How long the game is depends as well on how many features of the hud you are using. If you go with a minimal hud, just health/stamina bar, don't use fast travel and avoid to look at the map beside finding the next object marker - but then memorizing it's whereabouts and not look at the map again until this mission is done - then you get a more realistic gameplay, where navigation alone is already a challenge. Then you get a real feel for the size of the game and you will need more resources, because you will come across more events and have more interaction with wildlife. If the game is played more in a hunter/gatherer style and unrealistic gaming aids like compass, minimap and hud features avoided to the most part, then the game experience will be long-lasting and be intense. But if you just walk or fast travel to the next mission icon, you reduce the game to a set of locations, instead to have a seamless landscape where landmarks and distances actually matter. Just switch off most of the hud, the aiming aids and the reticle and it will be a different experience.

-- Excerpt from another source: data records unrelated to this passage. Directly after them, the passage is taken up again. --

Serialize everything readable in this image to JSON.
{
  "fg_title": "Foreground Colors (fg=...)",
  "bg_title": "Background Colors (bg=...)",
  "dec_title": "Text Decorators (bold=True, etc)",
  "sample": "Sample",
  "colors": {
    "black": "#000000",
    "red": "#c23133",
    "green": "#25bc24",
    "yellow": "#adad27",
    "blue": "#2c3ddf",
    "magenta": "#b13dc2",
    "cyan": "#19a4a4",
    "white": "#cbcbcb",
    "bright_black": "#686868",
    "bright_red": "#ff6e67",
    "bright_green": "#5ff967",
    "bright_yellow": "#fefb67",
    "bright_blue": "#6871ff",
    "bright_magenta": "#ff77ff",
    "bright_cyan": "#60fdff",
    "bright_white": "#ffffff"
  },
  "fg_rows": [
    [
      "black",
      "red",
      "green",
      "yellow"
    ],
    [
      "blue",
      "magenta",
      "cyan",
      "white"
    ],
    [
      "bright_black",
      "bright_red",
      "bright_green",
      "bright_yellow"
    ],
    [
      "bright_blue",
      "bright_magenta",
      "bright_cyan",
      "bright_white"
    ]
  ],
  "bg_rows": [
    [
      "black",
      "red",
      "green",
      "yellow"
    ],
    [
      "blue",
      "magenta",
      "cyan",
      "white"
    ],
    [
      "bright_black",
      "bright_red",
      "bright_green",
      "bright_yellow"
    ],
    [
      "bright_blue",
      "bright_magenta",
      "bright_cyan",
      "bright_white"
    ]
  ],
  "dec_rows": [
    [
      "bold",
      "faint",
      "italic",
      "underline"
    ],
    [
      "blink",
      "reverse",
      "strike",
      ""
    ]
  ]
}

I use these rules for myself:
1. minimal hud - just health/stamina bar
2. no aiming aids, no reticle
3. no fast travel
4. looking at the map just in the wenja village and claimed outposts, bonfires and at owned camp fires
5. whenever I use hunter vision, I eat 1 meat - if I have no meat anymore, I don't use hunter vision - so I use it actually rarely
the last point makes it a real challenge, because I have to actually spot game to hunt it - and their camouflage fur pattern is hiding them quite well. Try it out, it is by far harder to hunt any real predator with it, they are so well camouflaged and blend into their surroundings.